Thursday, January 12, 2006


State abstinence director fronting for PR firm?

Thank you, AIDS Taskforce of Greater Cleveland. Without you, apparently no one would know what Cristocrat and State of Ohio's abstinence "manager" Valerie Huber is up to.

We first posted about Huber early last September and described how she got her facts a little screwed up when she tried to assert that an outbreak of teen pregnancies at Timken High School could have been prevented with an abstinence program. Funny thing: It turned out that the school already had an abstinence program in place, a situation that led many knowledgeable educators to conclude that the problem(s) couldn't simply be solved with a "just say no" approach.
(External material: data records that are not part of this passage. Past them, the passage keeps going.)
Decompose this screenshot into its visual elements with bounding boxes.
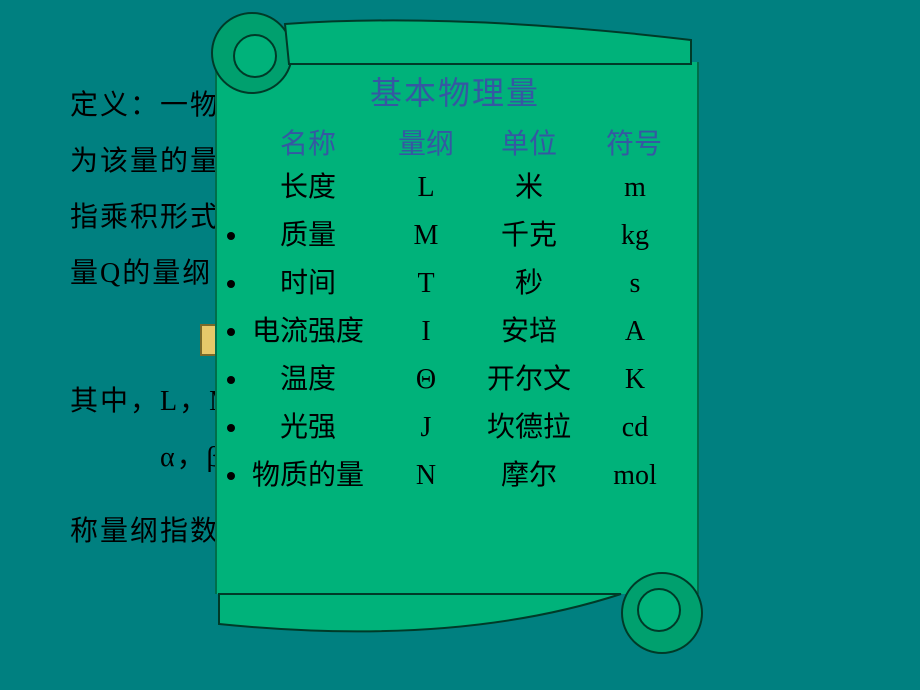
scroll-curl-bottom [215,578,695,648]
cell-unit: 安培 [469,308,589,356]
header-unit: 单位 [479,122,579,162]
table-row: 光强 J 坎德拉 cd [215,404,695,452]
cell-dim: M [391,212,461,260]
cell-symbol: s [595,260,675,308]
cell-symbol: A [595,308,675,356]
cell-unit: 米 [469,164,589,212]
table-row: 长度 L 米 m [215,164,695,212]
panel-rows: 长度 L 米 m 质量 M 千克 kg 时间 T 秒 s 电流强度 I 安培 A [215,164,695,500]
cell-symbol: cd [595,404,675,452]
cell-unit: 千克 [469,212,589,260]
header-dim: 量纲 [381,122,471,162]
panel-title: 基本物理量 [215,68,695,114]
bullet-icon [227,376,235,384]
table-row: 时间 T 秒 s [215,260,695,308]
cell-name: 长度 [243,164,373,212]
cell-name: 质量 [243,212,373,260]
bullet-icon [227,328,235,336]
cell-dim: T [391,260,461,308]
cell-unit: 秒 [469,260,589,308]
cell-dim: L [391,164,461,212]
bullet-icon [227,472,235,480]
scroll-panel: 基本物理量 名称 量纲 单位 符号 长度 L 米 m 质量 M 千克 kg 时间… [215,18,695,638]
table-row: 物质的量 N 摩尔 mol [215,452,695,500]
bullet-icon [227,232,235,240]
cell-dim: I [391,308,461,356]
table-row: 质量 M 千克 kg [215,212,695,260]
cell-unit: 坎德拉 [469,404,589,452]
cell-unit: 摩尔 [469,452,589,500]
cell-symbol: mol [595,452,675,500]
cell-unit: 开尔文 [469,356,589,404]
cell-name: 温度 [243,356,373,404]
cell-symbol: K [595,356,675,404]
cell-dim: Θ [391,356,461,404]
header-name: 名称 [243,122,373,162]
cell-symbol: kg [595,212,675,260]
cell-dim: N [391,452,461,500]
table-row: 温度 Θ 开尔文 K [215,356,695,404]
cell-name: 时间 [243,260,373,308]
cell-name: 物质的量 [243,452,373,500]
cell-symbol: m [595,164,675,212]
cell-name: 电流强度 [243,308,373,356]
cell-dim: J [391,404,461,452]
bullet-icon [227,280,235,288]
table-row: 电流强度 I 安培 A [215,308,695,356]
bullet-icon [227,424,235,432]
header-symbol: 符号 [589,122,679,162]
cell-name: 光强 [243,404,373,452]
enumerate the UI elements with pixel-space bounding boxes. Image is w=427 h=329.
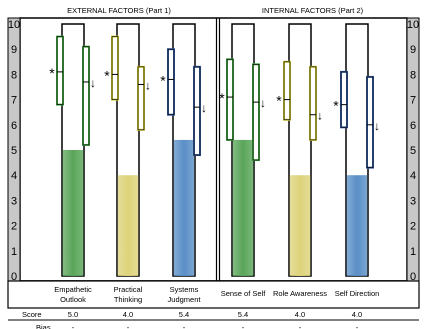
marker-asterisk: * [333, 98, 339, 114]
y-tick-label-right: 8 [410, 69, 416, 81]
left-range-outline [283, 61, 291, 121]
y-tick-label-right: 3 [410, 195, 416, 207]
left-range-box [283, 60, 291, 121]
y-tick-label-left: 5 [11, 145, 17, 157]
bars-layer [56, 23, 374, 277]
y-tick-label-right: 0 [410, 271, 416, 283]
category-label-line1: Empathetic [54, 285, 92, 294]
arrow-indicator: ↓ [260, 96, 266, 110]
y-tick-label-right: 2 [410, 221, 416, 233]
left-range-box [226, 58, 234, 141]
y-tick-label-right: 7 [410, 95, 416, 107]
left-range-box [111, 35, 119, 101]
score-bar [346, 175, 368, 276]
score-bar [232, 139, 254, 276]
right-range-outline [309, 66, 317, 141]
category-label-line1: Practical [114, 285, 143, 294]
score-value: 5.4 [179, 310, 189, 319]
y-tick-label-left: 8 [11, 69, 17, 81]
bias-value: - [127, 323, 130, 329]
bias-value: - [356, 323, 359, 329]
y-tick-label-right: 9 [410, 44, 416, 56]
left-range-box [340, 70, 348, 129]
group-title: EXTERNAL FACTORS (Part 1) [67, 6, 171, 15]
left-range-outline [226, 58, 234, 141]
bias-row-label: Bias [36, 323, 51, 329]
marker-asterisk: * [160, 72, 166, 88]
category-label: Role Awareness [273, 289, 327, 298]
y-tick-label-right: 1 [410, 246, 416, 258]
labels-layer: 0 0 1 1 2 2 3 3 4 4 5 5 6 6 7 7 8 8 9 9 10 10 EXTERNAL FACTORS… [8, 6, 419, 329]
right-range-box [309, 65, 317, 141]
bias-value: - [72, 323, 75, 329]
score-row-label: Score [22, 310, 42, 319]
right-range-box [137, 65, 145, 131]
right-range-outline [193, 66, 201, 156]
right-range-box [366, 75, 374, 169]
y-tick-label-left: 10 [8, 19, 20, 31]
left-range-outline [167, 48, 175, 116]
left-range-box [56, 35, 64, 106]
group-title: INTERNAL FACTORS (Part 2) [262, 6, 364, 15]
left-range-outline [111, 36, 119, 100]
y-tick-label-right: 6 [410, 120, 416, 132]
category-label-line2: Thinking [114, 295, 142, 304]
score-value: 4.0 [123, 310, 133, 319]
score-bar [117, 175, 139, 276]
bias-value: - [242, 323, 245, 329]
score-value: 4.0 [295, 310, 305, 319]
score-value: 5.0 [68, 310, 78, 319]
marker-asterisk: * [276, 93, 282, 109]
left-range-outline [56, 36, 64, 105]
y-tick-label-left: 2 [11, 221, 17, 233]
y-tick-label-left: 1 [11, 246, 17, 258]
score-bar [173, 139, 195, 276]
category-label-line1: Systems [170, 285, 199, 294]
right-range-outline [82, 46, 90, 146]
y-tick-label-right: 5 [410, 145, 416, 157]
y-tick-label-right: 4 [410, 170, 416, 182]
y-tick-label-left: 4 [11, 170, 17, 182]
right-range-outline [137, 66, 145, 131]
arrow-indicator: ↓ [374, 119, 380, 133]
score-value: 4.0 [352, 310, 362, 319]
category-label-line2: Outlook [60, 295, 86, 304]
y-tick-label-right: 10 [407, 19, 419, 31]
right-range-outline [252, 63, 260, 161]
right-range-box [82, 45, 90, 146]
y-tick-label-left: 9 [11, 44, 17, 56]
category-label-line2: Judgment [168, 295, 202, 304]
bias-value: - [299, 323, 302, 329]
score-bar [62, 150, 84, 276]
marker-asterisk: * [49, 65, 55, 81]
left-range-box [167, 48, 175, 116]
arrow-indicator: ↓ [145, 78, 151, 92]
category-label: Self Direction [335, 289, 380, 298]
arrow-indicator: ↓ [317, 109, 323, 123]
arrow-indicator: ↓ [90, 76, 96, 90]
score-bar [289, 175, 311, 276]
y-tick-label-left: 0 [11, 271, 17, 283]
marker-asterisk: * [104, 67, 110, 83]
category-label: Sense of Self [221, 289, 267, 298]
marker-asterisk: * [219, 90, 225, 106]
y-tick-label-left: 3 [11, 195, 17, 207]
right-range-outline [366, 76, 374, 168]
right-range-box [252, 63, 260, 162]
right-range-box [193, 65, 201, 157]
arrow-indicator: ↓ [201, 101, 207, 115]
y-tick-label-left: 6 [11, 120, 17, 132]
bias-value: - [183, 323, 186, 329]
y-tick-label-left: 7 [11, 95, 17, 107]
left-range-outline [340, 71, 348, 128]
score-value: 5.4 [238, 310, 248, 319]
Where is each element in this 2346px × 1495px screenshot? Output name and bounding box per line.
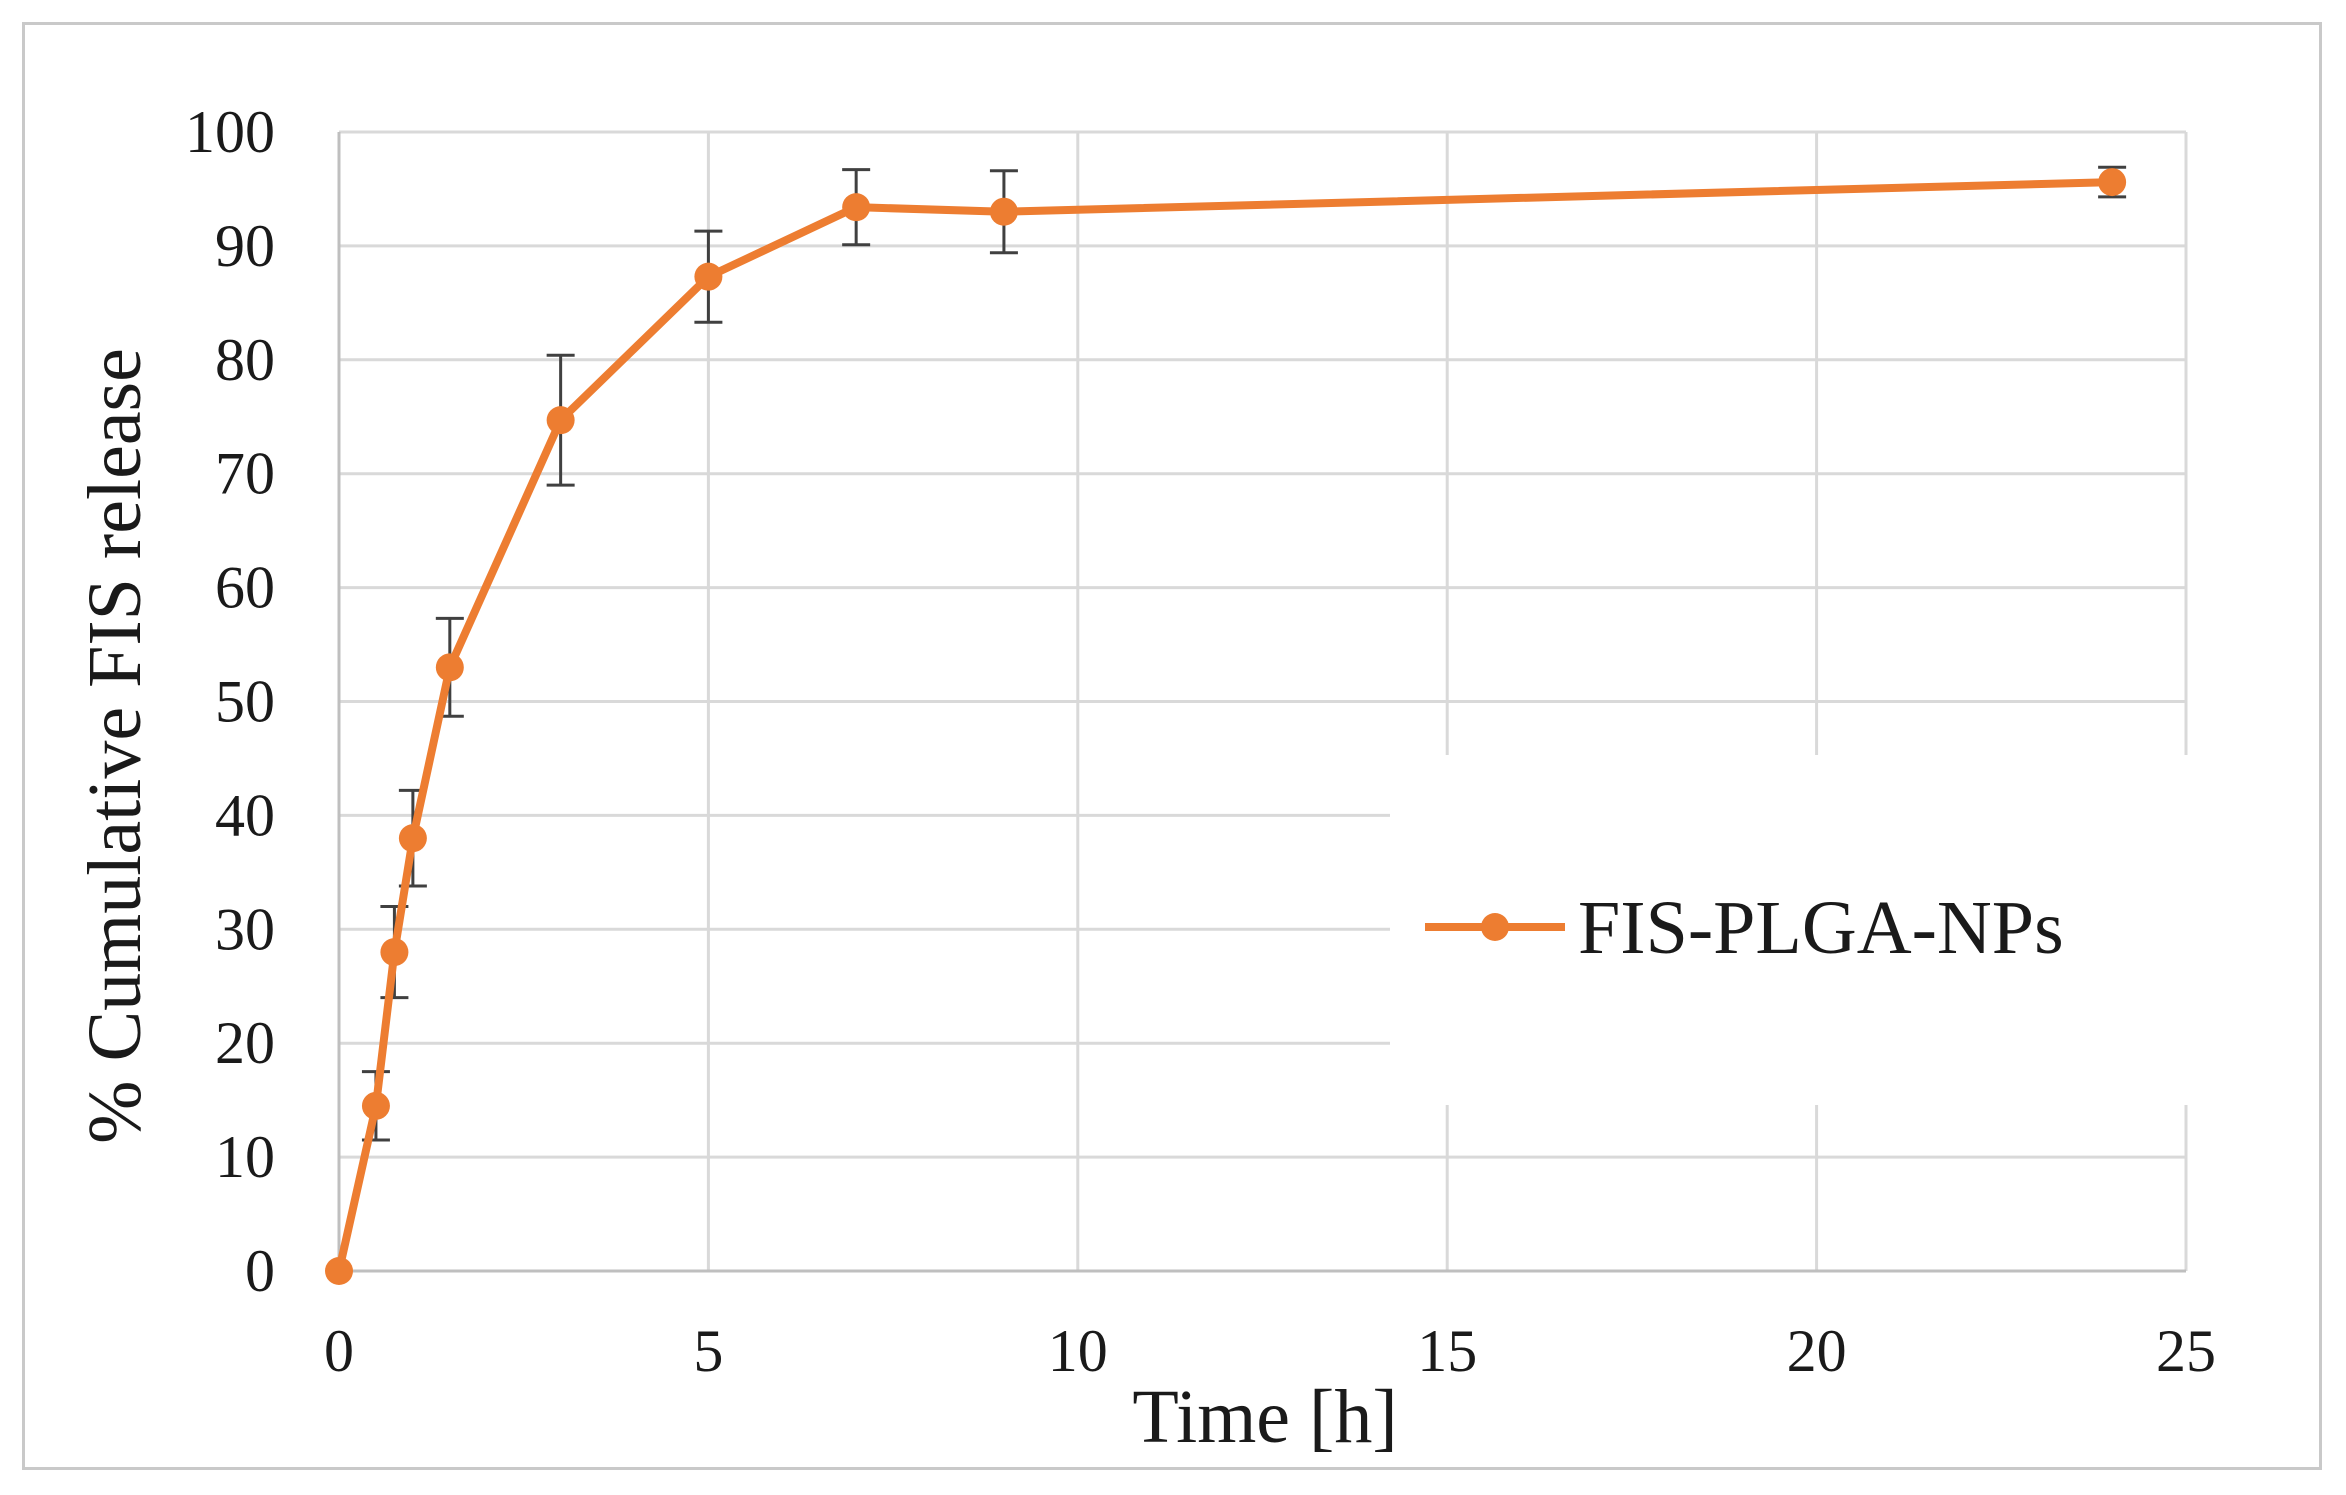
x-tick-label: 25	[2156, 1318, 2216, 1384]
figure-frame	[22, 22, 2322, 1470]
y-tick-label: 70	[215, 441, 275, 507]
data-point	[2098, 168, 2127, 197]
data-point	[325, 1257, 353, 1285]
y-tick-labels: 0 10 20 30 40 50 60 70 80 90 100	[185, 99, 275, 1304]
data-point	[546, 406, 575, 435]
x-axis-title: Time [h]	[1132, 1375, 1397, 1459]
data-point	[380, 938, 409, 967]
y-axis-title: % Cumulative FIS release	[73, 348, 157, 1144]
data-point	[361, 1091, 390, 1120]
y-tick-label: 50	[215, 669, 275, 735]
x-tick-label: 0	[324, 1318, 354, 1384]
series	[325, 165, 2127, 1285]
legend-label: FIS-PLGA-NPs	[1578, 886, 2064, 970]
y-tick-label: 60	[215, 555, 275, 621]
data-point	[694, 262, 723, 291]
y-tick-label: 0	[245, 1238, 275, 1304]
y-tick-label: 30	[215, 896, 275, 962]
y-tick-label: 90	[215, 213, 275, 279]
y-tick-label: 80	[215, 327, 275, 393]
grid	[339, 130, 2188, 1271]
y-tick-label: 20	[215, 1010, 275, 1076]
data-point	[398, 824, 427, 853]
series-line	[335, 178, 2113, 1272]
data-point	[435, 653, 464, 682]
x-tick-label: 10	[1048, 1318, 1108, 1384]
x-tick-labels: 0 5 10 15 20 25	[324, 1318, 2216, 1384]
x-tick-label: 20	[1787, 1318, 1847, 1384]
data-point	[989, 197, 1018, 226]
x-tick-label: 5	[693, 1318, 723, 1384]
legend: FIS-PLGA-NPs	[1390, 755, 2190, 1105]
y-tick-label: 40	[215, 782, 275, 848]
data-point	[842, 193, 871, 222]
y-tick-label: 10	[215, 1124, 275, 1190]
axes	[337, 132, 2186, 1273]
x-tick-label: 15	[1417, 1318, 1477, 1384]
y-tick-label: 100	[185, 99, 275, 165]
legend-marker	[1481, 913, 1509, 941]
We also reported that Huber had wanted to pay Maggie Gallagher $5,000 to be a keynote speaker at department's annual abstinence conference. Gallagher was one of the national newspaper columnists who was secretly taking payments from the Bush administration to shill for it's programs.

At the time, we promised to do more digging about Huber but unfortunately we got sidetracked into other projects. Had we kept on top of it, we could have reported that pressure from a number of community groups apparently forced Huber to ditch the contract for Gallagher.

And, although we got distract from following Huber, the same can't be said for the ATGC. Apparently these folks are keeping a close eye on her, a situation we suspect isn't so much based on a personal dislike of Valerie but a dislike for the way AIDS funding has been diverted into funding abstinence programs like hers.

Today, via a ATGC tip to the Plain Dealer, we learn that Huber has got herself stuck in an odd but interesting situation where she is listed as the agent for a Colorado PR firm that is seeking a contract with the state's Department of Health's abstinence program:
Cox Creative Inc. of Denver, which describes itself as a full-service marketing company, filed registration papers with the Ohio secretary of state on Dec. 12 after receiving preliminary approval to develop a media campaign promoting sexual abstinence until marriage. The papers listed state abstinence coordinator Valerie Huber's name and address at the Ohio Department of Health as the contact agent.
In this position, she would receive the business correspondence sent to Cox Creative which is bizarre because, as abstinence manager, she also have a hand in drafting the same correspondence. In other words, she is involved in sending business communications to - herself!

It appears that no contract for Cox has been approved by the state's Controlling Board. But the incident has set off an ethics investigation and this bizarre situation adds one more example of why Huber and her program need to be monitored.